Aung Tun has over 25 years’ experiences as a researcher working in the field of NTD control in Myanmar and South-East Asia countries particularly focusing on the elimination of  Lymphatic Filariasis and STH  through mass drug administration. He is a former Director of National NTD Control Programme, Myanmar.He  completed  his  MBBS  from  University of Medicine 2, Yangon, Myanmar and  MPH in MCH from Boston University School of Public Health,Boston, USA. Currently, he is a Technical  Advisor of  Ministry of Health and Sports, Myanmar. He is conducting NTD research studies in collaboration with the London Center for NTD Research, UK and  WHO.

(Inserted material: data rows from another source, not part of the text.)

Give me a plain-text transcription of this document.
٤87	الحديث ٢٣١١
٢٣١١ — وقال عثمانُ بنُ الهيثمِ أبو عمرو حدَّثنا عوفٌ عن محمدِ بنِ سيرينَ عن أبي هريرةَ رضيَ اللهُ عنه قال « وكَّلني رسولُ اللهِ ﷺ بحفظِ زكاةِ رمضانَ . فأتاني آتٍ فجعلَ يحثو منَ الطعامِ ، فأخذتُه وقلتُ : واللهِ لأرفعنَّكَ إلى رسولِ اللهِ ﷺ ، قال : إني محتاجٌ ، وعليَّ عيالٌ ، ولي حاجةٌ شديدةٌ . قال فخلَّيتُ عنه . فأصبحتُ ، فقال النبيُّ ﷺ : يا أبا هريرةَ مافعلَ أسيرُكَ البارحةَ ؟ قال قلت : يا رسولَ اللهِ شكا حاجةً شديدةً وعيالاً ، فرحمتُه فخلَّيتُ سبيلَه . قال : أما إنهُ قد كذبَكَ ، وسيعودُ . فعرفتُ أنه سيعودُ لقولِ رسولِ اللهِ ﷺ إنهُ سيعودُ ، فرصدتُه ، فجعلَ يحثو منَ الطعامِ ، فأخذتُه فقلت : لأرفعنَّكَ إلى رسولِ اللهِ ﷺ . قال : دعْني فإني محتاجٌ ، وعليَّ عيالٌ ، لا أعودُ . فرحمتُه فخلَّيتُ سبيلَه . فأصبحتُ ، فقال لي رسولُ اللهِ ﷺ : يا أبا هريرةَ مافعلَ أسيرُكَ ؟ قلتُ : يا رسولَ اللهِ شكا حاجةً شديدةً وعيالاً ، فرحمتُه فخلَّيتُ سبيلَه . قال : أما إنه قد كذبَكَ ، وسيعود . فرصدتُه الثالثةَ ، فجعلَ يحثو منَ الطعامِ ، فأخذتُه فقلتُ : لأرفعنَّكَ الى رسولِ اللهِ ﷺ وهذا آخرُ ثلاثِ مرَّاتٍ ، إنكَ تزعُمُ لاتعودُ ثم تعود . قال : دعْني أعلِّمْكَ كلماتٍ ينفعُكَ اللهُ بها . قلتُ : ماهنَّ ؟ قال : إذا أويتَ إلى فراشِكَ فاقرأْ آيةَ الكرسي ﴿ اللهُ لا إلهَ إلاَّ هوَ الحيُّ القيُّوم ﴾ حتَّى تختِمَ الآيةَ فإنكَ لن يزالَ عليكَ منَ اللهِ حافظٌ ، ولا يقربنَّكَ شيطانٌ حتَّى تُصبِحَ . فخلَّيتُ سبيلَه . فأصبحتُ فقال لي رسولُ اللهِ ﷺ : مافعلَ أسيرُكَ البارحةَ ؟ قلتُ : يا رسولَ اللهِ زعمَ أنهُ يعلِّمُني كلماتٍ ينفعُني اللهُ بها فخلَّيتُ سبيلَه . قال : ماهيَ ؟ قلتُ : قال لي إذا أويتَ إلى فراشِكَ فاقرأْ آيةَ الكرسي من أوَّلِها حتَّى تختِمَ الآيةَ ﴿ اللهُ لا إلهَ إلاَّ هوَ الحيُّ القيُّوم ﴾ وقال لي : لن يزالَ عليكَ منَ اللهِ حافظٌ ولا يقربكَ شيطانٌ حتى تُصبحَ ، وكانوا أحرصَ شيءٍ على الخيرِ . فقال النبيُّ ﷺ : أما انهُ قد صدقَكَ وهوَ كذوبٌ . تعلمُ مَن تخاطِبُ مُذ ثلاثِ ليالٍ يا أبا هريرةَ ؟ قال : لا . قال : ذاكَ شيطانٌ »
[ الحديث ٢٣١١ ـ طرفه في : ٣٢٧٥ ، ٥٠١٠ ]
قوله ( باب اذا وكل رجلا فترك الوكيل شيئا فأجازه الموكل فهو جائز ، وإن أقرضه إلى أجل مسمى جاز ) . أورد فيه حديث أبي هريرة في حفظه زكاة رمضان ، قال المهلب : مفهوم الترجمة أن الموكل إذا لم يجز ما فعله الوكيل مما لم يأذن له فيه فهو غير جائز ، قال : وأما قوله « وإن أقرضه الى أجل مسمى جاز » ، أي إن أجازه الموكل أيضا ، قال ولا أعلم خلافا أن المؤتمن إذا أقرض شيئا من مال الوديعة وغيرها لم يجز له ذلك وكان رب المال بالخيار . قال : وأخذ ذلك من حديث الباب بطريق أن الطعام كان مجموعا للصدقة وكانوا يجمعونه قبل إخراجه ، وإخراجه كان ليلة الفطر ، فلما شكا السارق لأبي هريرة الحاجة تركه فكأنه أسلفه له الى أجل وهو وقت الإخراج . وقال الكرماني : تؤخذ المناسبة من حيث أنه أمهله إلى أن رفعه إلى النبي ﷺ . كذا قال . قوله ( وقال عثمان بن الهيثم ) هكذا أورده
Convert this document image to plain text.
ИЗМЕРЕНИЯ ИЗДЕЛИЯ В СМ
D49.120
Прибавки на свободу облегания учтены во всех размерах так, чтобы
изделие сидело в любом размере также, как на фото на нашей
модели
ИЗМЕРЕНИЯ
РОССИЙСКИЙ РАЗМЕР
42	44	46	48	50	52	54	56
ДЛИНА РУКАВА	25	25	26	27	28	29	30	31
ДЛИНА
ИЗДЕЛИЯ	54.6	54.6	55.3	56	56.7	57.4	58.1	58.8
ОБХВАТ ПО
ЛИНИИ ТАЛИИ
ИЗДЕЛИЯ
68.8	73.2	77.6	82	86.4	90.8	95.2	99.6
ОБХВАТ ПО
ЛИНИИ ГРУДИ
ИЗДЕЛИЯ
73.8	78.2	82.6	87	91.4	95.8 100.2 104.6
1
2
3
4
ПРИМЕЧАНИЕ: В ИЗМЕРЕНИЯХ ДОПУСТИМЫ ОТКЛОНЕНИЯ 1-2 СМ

This review analyses published data on STH prevalence and intensity in Southeast Asia over the time period of 1900 to the present to describe age-related patterns in these epidemiological measures. This is with a focus on the four major parasite species affecting humans. Data were also collected on the diagnostic methods used in the published surveys and how the studies were designed to facilitate comparative analyses of recorded patterns and changes therein over time. PubMed, Google Scholar, EMBASE, ISI Web of Science, Cochrane Database of Systematic Reviews and the Global Atlas of Helminth Infections search engines were used to identify studies on STH in Southeast Asia with the search based on the major keywords, and variants on, “soil-transmitted helminth” “Ascaris” “Trichuris” “hookworm” and the country name. A total of 280 studies satisfied the inclusion criteria from 11 Southeast Asian countries. It was concluded that the epidemiological patterns of STH infection by age and species mix in Southeast Asia are similar to those reported in other parts of the world. In the published studies there were a large number of different diagnostic methods used with differing sensitivities and specificities, which makes the comparison of the results both within and between countries difficult. There is a clear requirement to standardize the methods of both STH diagnoses in fecal material and how the intensity of infection is recorded and reported in future STH research and in monitoring and evaluation (M&E) of the impact of continuing and expanding mass drug administration (MDA) programmes.